The article detailed a study, “Parkinson’s disease with and without history of Agent Orange exposure: A prospective study of US Veterans,” that was published in the journal Parkinsonism & Related Disorders in March. It was co-authored by UVM scientists Cole Zweber, M.D.’26, who recently matched for neurology residency at Stanford University; UVM Visiting Scholar Vivikta Iyer, M.D., who recently matched for neurology residency at the University of Arkansas; Ian Zurlo, medical assistant at the University of Vermont Medical Center (UVMMC), who worked on this project as an undergraduate student under a Laud Student Fellowship provided by the Frederick C. Binter Center for Parkinson’s Disease & Movement Disorders at UVM Medical Center; and James T. Boyd, M.D., the Robert W. Hamill, M.D., Green and Gold Professor of Neurological Sciences and director of the Binter Center for Parkinson’s Disease & Movement Disorders, along with non-UVM colleagues.

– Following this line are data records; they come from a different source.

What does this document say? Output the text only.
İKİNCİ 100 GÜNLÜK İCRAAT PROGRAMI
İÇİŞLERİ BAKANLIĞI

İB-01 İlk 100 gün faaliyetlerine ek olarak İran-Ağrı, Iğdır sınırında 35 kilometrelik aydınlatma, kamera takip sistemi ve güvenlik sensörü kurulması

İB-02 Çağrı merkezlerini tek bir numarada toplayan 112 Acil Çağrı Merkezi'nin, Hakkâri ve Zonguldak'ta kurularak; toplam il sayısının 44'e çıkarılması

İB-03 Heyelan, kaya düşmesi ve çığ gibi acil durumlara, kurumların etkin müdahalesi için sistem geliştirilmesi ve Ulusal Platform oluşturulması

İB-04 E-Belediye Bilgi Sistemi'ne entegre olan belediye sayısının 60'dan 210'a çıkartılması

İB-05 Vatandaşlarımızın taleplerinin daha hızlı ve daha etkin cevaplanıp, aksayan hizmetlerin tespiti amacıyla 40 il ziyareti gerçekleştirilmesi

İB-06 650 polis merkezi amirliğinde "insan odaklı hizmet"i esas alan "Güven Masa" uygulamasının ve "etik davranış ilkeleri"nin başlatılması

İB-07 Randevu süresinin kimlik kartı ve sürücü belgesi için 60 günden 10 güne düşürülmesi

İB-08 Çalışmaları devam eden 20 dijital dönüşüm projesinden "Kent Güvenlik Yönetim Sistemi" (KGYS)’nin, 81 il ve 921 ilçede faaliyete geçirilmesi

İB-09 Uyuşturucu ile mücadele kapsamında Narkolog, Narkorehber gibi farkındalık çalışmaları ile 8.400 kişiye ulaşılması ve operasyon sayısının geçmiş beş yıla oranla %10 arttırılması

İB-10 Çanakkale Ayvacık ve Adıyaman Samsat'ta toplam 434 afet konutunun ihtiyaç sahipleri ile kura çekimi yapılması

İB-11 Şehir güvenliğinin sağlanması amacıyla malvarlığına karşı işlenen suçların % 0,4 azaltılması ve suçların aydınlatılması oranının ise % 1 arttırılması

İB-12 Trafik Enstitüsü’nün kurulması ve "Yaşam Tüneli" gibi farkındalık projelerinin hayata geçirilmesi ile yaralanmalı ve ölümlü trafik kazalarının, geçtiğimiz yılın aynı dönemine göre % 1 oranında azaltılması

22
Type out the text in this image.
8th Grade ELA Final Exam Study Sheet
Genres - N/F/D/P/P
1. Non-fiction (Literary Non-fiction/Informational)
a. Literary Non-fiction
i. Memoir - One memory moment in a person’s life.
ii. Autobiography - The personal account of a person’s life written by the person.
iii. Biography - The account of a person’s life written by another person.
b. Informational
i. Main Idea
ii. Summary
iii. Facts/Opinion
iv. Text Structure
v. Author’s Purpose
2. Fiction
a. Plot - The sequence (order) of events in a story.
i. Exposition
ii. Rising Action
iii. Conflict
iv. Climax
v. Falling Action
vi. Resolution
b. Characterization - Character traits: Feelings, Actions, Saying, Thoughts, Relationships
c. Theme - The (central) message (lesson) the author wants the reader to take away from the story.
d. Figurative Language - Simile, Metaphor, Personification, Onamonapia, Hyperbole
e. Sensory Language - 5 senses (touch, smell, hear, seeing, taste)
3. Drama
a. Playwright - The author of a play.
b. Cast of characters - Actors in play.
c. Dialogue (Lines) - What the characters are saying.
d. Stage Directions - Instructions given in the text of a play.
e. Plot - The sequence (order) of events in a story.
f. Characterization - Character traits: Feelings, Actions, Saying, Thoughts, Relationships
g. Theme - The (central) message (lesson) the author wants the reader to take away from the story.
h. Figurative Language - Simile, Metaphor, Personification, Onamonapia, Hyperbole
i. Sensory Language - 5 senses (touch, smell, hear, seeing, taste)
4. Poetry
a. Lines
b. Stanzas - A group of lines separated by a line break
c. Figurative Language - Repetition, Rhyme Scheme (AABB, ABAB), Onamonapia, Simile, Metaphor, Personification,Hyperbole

The study authors noted “evidence supporting an elevated risk of PD in association with environmental toxins … which can occur as occupational exposures during military service … Some neurotoxins, such as … Agent Orange, have been shown to induce PD pathophysiology through various mechanisms, including mitochondrial dysfunction, generation of superoxide free radicals, and dopaminergic cell death.” They added, however, “To the best of our knowledge, no prospective data are available on potential differences in PD with a history of AO exposure in U.S. veterans,” but said they sought to answer that question.

The researchers concluded, “Our prospective clinical research study found no statistically significant differences in … U.S. veterans with and without AO exposure. However, trends … suggest potential clinically meaningful distinctions that likely require a larger sample size for confirmation.”